10月から長期戦態勢に転換し,時間に追われることなく悠々自適な生活を送っていたが,第三次快調期といっていい最近のデライト開発で,また危険な欲が出てきている。
デライトが進歩すればするほど,更なる進歩のための時間が欲しくなる。時間を捻出するための金も欲しくなる。とにかくこの疾走感を失いたくない,という感情が日毎高まっている。そして,今のデライトにはすぐにでも完全な成功を果す力がある,という期待感もまた日毎高まっている。
一方でこれは,希哲館事業を危険にさらす衝動でもある。このまま悠々自適な長期戦態勢を維持すれば,いつになるかはさておきデライトの完全な成功は確実に果せるだろう。しかし,それを希哲館事業の理想の実現に繋げるためには,やはり早さが必要になる。冒険を避けていては,その可能性が時間とともに失われていく。
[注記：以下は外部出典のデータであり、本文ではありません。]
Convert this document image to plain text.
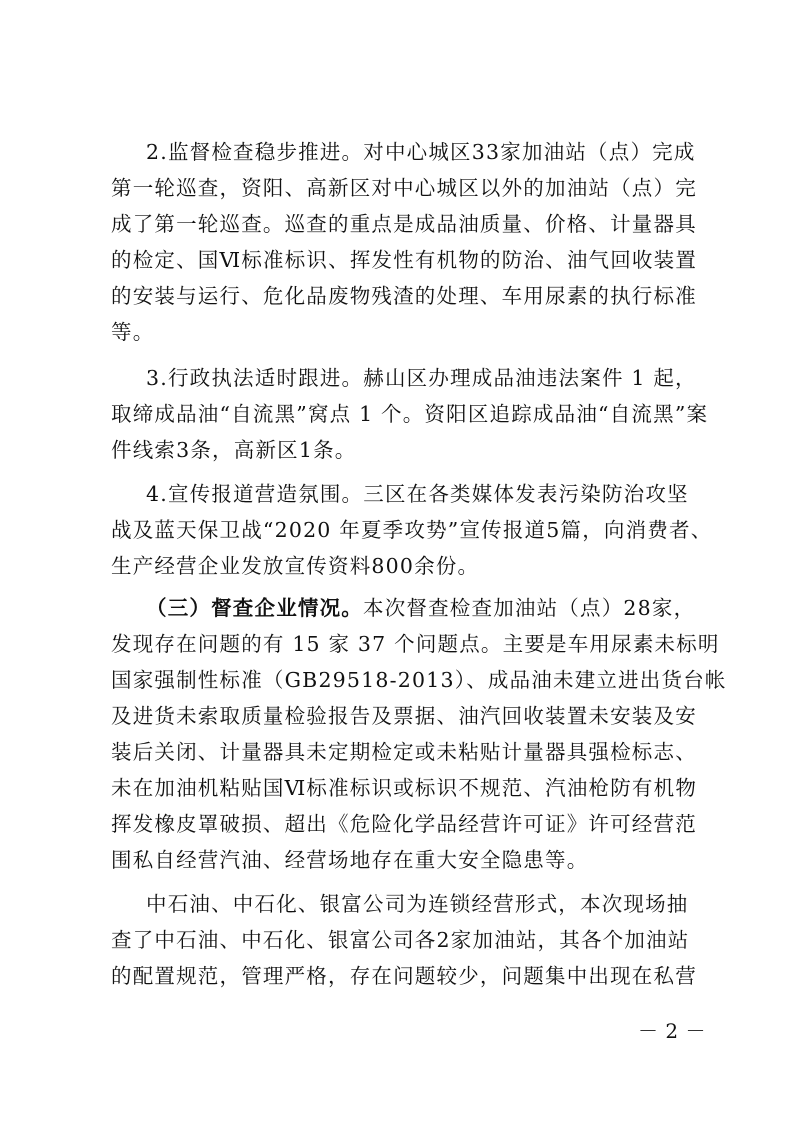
2.监督检查稳步推进。对中心城区33家加油站（点）完成
第一轮巡查，资阳、高新区对中心城区以外的加油站（点）完
成了第一轮巡查。巡查的重点是成品油质量、价格、计量器具
的检定、国Ⅵ标准标识、挥发性有机物的防治、油气回收装置
的安装与运行、危化品废物残渣的处理、车用尿素的执行标准
等。
3.行政执法适时跟进。赫山区办理成品油违法案件 1 起，
取缔成品油“自流黑”窝点 1 个。资阳区追踪成品油“自流黑”案
件线索3条，高新区1条。
4.宣传报道营造氛围。三区在各类媒体发表污染防治攻坚
战及蓝天保卫战“2020 年夏季攻势”宣传报道5篇，向消费者、
生产经营企业发放宣传资料800余份。
（三）督查企业情况。本次督查检查加油站（点）28家，
发现存在问题的有 15 家 37 个问题点。主要是车用尿素未标明
国家强制性标准（GB29518-2013）、成品油未建立进出货台帐
及进货未索取质量检验报告及票据、油汽回收装置未安装及安
装后关闭、计量器具未定期检定或未粘贴计量器具强检标志、
未在加油机粘贴国Ⅵ标准标识或标识不规范、汽油枪防有机物
挥发橡皮罩破损、超出《危险化学品经营许可证》许可经营范
围私自经营汽油、经营场地存在重大安全隐患等。
中石油、中石化、银富公司为连锁经营形式，本次现场抽
查了中石油、中石化、银富公司各2家加油站，其各个加油站
的配置规范，管理严格，存在问题较少，问题集中出现在私营
－ 2 －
希哲館事業にとっては,急いても待っても崖っ縁だ。無理をしてもいけないが,悠長に構えていてもいけない。ここ数日,激しいせめぎあいが続いていた。
一刻も早い希哲館事業の成功のために全てを賭けるか,確実な成功のために危険を徹底的に排除するか,という両極端な思考に陥いっていることに今日ふと気付き,「ばら成しを取る」という選択肢が見えてきた。最低限の安全網は確保しつつ,しっかり冒険もする,という道を探ることにして,ようやく気持ちが落ち着いた。
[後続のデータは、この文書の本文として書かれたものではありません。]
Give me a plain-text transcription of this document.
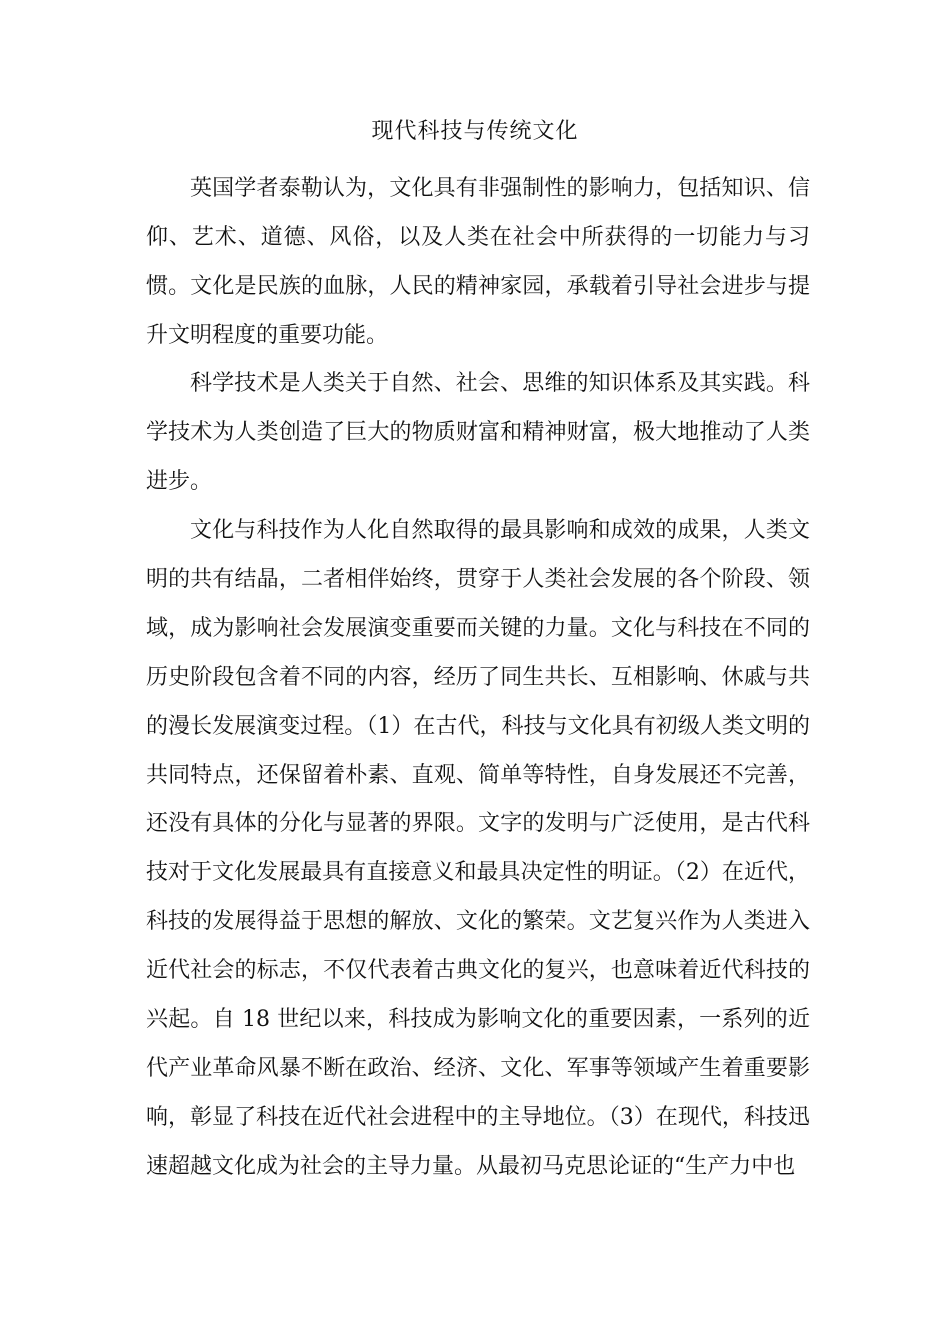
现代科技与传统文化

英国学者泰勒认为，文化具有非强制性的影响力，包括知识、信仰、艺术、道德、风俗，以及人类在社会中所获得的一切能力与习惯。文化是民族的血脉，人民的精神家园，承载着引导社会进步与提升文明程度的重要功能。

科学技术是人类关于自然、社会、思维的知识体系及其实践。科学技术为人类创造了巨大的物质财富和精神财富，极大地推动了人类进步。

文化与科技作为人化自然取得的最具影响和成效的成果，人类文明的共有结晶，二者相伴始终，贯穿于人类社会发展的各个阶段、领域，成为影响社会发展演变重要而关键的力量。文化与科技在不同的历史阶段包含着不同的内容，经历了同生共长、互相影响、休戚与共的漫长发展演变过程。（1）在古代，科技与文化具有初级人类文明的共同特点，还保留着朴素、直观、简单等特性，自身发展还不完善，还没有具体的分化与显著的界限。文字的发明与广泛使用，是古代科技对于文化发展最具有直接意义和最具决定性的明证。（2）在近代，科技的发展得益于思想的解放、文化的繁荣。文艺复兴作为人类进入近代社会的标志，不仅代表着古典文化的复兴，也意味着近代科技的兴起。自 18 世纪以来，科技成为影响文化的重要因素，一系列的近代产业革命风暴不断在政治、经济、文化、军事等领域产生着重要影响，彰显了科技在近代社会进程中的主导地位。（3）在现代，科技迅速超越文化成为社会的主导力量。从最初马克思论证的“生产力中也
昼頃,希哲荘の古い給湯器がついに壊れて湯が出なくなった(整清記録)。
最初は,この忙しくて寒い時期に,と少し腹が立ったが,17年以上持ち堪えたかと思うと,だんだん感謝の念が湧いてきた。希哲館事業のために,色々な物や人に無理をさせてきたんだなと感傷的になったりもした。
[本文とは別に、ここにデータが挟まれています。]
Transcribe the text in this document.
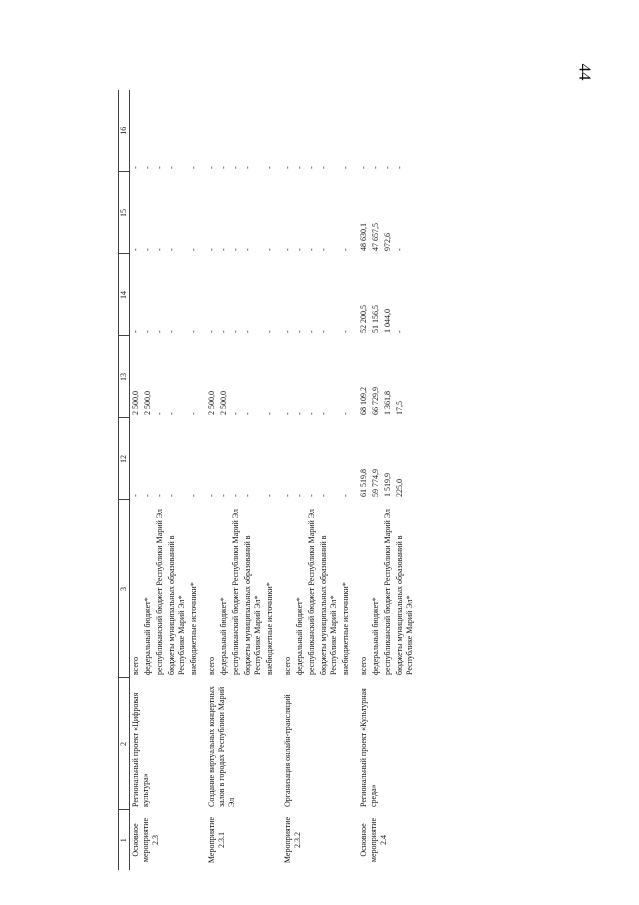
44
1	2	3	12	13	14	15	16
Основное мероприятие 2.3	Региональный проект «Цифровая культура»	всего	-	2 500,0	-	-	-
		федеральный бюджет*	-	2 500,0	-	-	-
		республиканский бюджет Республики Марий Эл	-	-	-	-	-
		бюджеты муниципальных образований в Республике Марий Эл*	-	-	-	-	-
		внебюджетные источники*	-	-	-	-	-

Мероприятие 2.3.1	Создание виртуальных концертных залов в городах Республики Марий Эл	всего	-	2 500,0	-	-	-
		федеральный бюджет*	-	2 500,0	-	-	-
		республиканский бюджет Республики Марий Эл	-	-	-	-	-
		бюджеты муниципальных образований в Республике Марий Эл*	-	-	-	-	-
		внебюджетные источники*	-	-	-	-	-

Мероприятие 2.3.2	Организация онлайн-трансляций	всего	-	-	-	-	-
		федеральный бюджет*	-	-	-	-	-
		республиканский бюджет Республики Марий Эл	-	-	-	-	-
		бюджеты муниципальных образований в Республике Марий Эл*	-	-	-	-	-
		внебюджетные источники*	-	-	-	-	-

Основное мероприятие 2.4	Региональный проект «Культурная среда»	всего	61 519,8	68 109,2	52 200,5	48 630,1	-
		федеральный бюджет*	59 774,9	66 729,9	51 156,5	47 657,5	-
		республиканский бюджет Республики Марий Эл	1 519,9	1 361,8	1 044,0	972,6	-
		бюджеты муниципальных образований в Республике Марий Эл*	225,0	17,5	-	-	-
そんな気持ちが通じたのか,深夜になってなぜかまた湯が出るようになった。新しい給湯器が来るまで持ってくれれば大助かりだ。
一応,給湯器が使えなくても何とかなるように対策は講じておいた。久しぶりの非常事態で,あれこれ試行錯誤するのもちょっと楽しかった。
寝食を忘れたような作業を続けてきたので無理もないが,日中は疲労感が強かったので半休にした。
第二次用合い改良と輪郭小窓実装の成功による解放感と満足感で,身体が先に休みに入っている感がある。用合い改良は一区切りついて新生全知検索整備に入れるようになったものの,明日は月末の雑務もあり,準備程度のことしか出来ないだろう。早めに今月のまとめを始めた。
輪郭小窓とここまでの第二次用合い改良は,開発者心理への印迫も想像をはるかに越えて大きかった。
出振るい後,「新生デライト」の定義も揺さぶられている。少なくとも用者体験の面ではすでに新生デライトと言うべき域にある。新生デライトの要件としていた当努はまだまだ残っているが,初見者が一番先に触れる部分でもある輪郭小窓を越える印迫はないだろう。
上旬の時点では,上旬中に輪郭小窓実装を終えて中旬中に機能実装・文書整備を大方終えたいと思っていた。だから輪郭小窓実装がなかなか終わらないことに多少の焦りがあった。しかし,実際に触れるようになってみるとそんな感情も吹き飛んでしまった。一ヶ月の収穫としては大き過ぎるくらいだ。
デライト開発では本当によくあることだが,これも計画に対する直感の勝利と言える。この収穫を活かして組計を練り直すことにした。